Welt am Sonntag: Für wann planen Sie den Umzug der Familie nach Berlin?

Ursula von der Leyen: Der Umzug ist noch nicht entschieden.

Welt am Sonntag: Klingt, als hätten Sie nicht viel Hoffnung, daß die Koalition vier Jahre hält ...

Ursula von der Leyen: Doch das habe ich. Ich spüre die Ernsthaftigkeit der Kabinettsmitglieder, die Probleme gemeinsam anzugehen.
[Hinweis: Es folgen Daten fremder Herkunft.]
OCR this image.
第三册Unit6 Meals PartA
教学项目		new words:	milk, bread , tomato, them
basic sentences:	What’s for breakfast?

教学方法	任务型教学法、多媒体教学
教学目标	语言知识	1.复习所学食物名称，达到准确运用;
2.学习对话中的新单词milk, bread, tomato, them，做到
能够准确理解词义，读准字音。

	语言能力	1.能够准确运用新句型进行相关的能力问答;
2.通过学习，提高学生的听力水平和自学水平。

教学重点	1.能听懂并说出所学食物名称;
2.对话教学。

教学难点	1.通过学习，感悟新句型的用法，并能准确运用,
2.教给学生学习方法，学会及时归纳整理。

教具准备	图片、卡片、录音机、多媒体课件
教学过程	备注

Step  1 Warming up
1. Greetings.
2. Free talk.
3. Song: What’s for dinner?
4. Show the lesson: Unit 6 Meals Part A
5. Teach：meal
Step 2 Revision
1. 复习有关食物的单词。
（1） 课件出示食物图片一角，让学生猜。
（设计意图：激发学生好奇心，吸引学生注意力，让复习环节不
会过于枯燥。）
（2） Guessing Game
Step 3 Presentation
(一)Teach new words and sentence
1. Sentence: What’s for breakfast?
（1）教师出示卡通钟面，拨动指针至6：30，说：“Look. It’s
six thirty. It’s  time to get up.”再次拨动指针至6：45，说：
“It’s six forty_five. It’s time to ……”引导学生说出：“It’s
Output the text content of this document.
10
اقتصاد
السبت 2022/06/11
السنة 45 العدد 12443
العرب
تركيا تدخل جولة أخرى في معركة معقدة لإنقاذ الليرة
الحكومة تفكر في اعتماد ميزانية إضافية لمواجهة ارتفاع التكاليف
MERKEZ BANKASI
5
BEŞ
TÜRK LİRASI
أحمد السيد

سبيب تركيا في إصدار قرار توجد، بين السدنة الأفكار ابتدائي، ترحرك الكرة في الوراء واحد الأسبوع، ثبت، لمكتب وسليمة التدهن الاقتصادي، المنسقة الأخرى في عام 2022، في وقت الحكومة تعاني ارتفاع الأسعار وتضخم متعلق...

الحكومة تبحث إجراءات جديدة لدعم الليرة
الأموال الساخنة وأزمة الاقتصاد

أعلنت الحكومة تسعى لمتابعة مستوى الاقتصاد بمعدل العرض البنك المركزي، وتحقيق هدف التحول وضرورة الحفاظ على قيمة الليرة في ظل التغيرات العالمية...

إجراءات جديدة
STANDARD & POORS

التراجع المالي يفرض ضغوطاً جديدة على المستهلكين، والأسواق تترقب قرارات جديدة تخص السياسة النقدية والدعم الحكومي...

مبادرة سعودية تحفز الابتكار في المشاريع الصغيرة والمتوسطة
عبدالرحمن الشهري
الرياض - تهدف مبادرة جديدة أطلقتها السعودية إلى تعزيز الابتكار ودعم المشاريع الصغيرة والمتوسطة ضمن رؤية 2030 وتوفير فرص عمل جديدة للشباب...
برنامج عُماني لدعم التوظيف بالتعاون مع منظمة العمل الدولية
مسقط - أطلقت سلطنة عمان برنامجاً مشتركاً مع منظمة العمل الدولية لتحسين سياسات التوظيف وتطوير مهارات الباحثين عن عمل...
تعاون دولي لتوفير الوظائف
Welt am Sonntag: Sie sind eine Gewinnerin der großen Koalition, denn Sie waren schon vor der Wahl, anders als Ihre Partei, für das Elterngeld, das dem betreuenden Elternteil für ein Jahr 67 Prozent seines Gehaltes zahlt. Mit der FDP wäre das wohl kaum durchsetzbar gewesen ...

Ursula von der Leyen: Die große Koalition öffnet ein historisches Fenster für das Elterngeld. Dafür bedurfte es in beiden Parteien Überzeugungsarbeit. Meine Vorgängerin Renate Schmidt hat die Idee in der SPD schon vor der Wahl durchgesetzt. Ich habe aus meiner Sympathie dafür keinen Hehl gemacht. Es hat sich ausgezahlt, im Wahlkampf die Idee nicht zu bekämpfen, nur weil sie vom politischen Gegner kam. So können wir jetzt diesen Schritt gemeinsam gehen.

Welt am Sonntag: Trotzdem sind die Widerstände in der Union noch groß. Jürgen Rüttgers hält das Elterngeld gar für verfassungswidrig. Rechnen Sie mit einer Verfassungsklage aus den eigenen Reihen?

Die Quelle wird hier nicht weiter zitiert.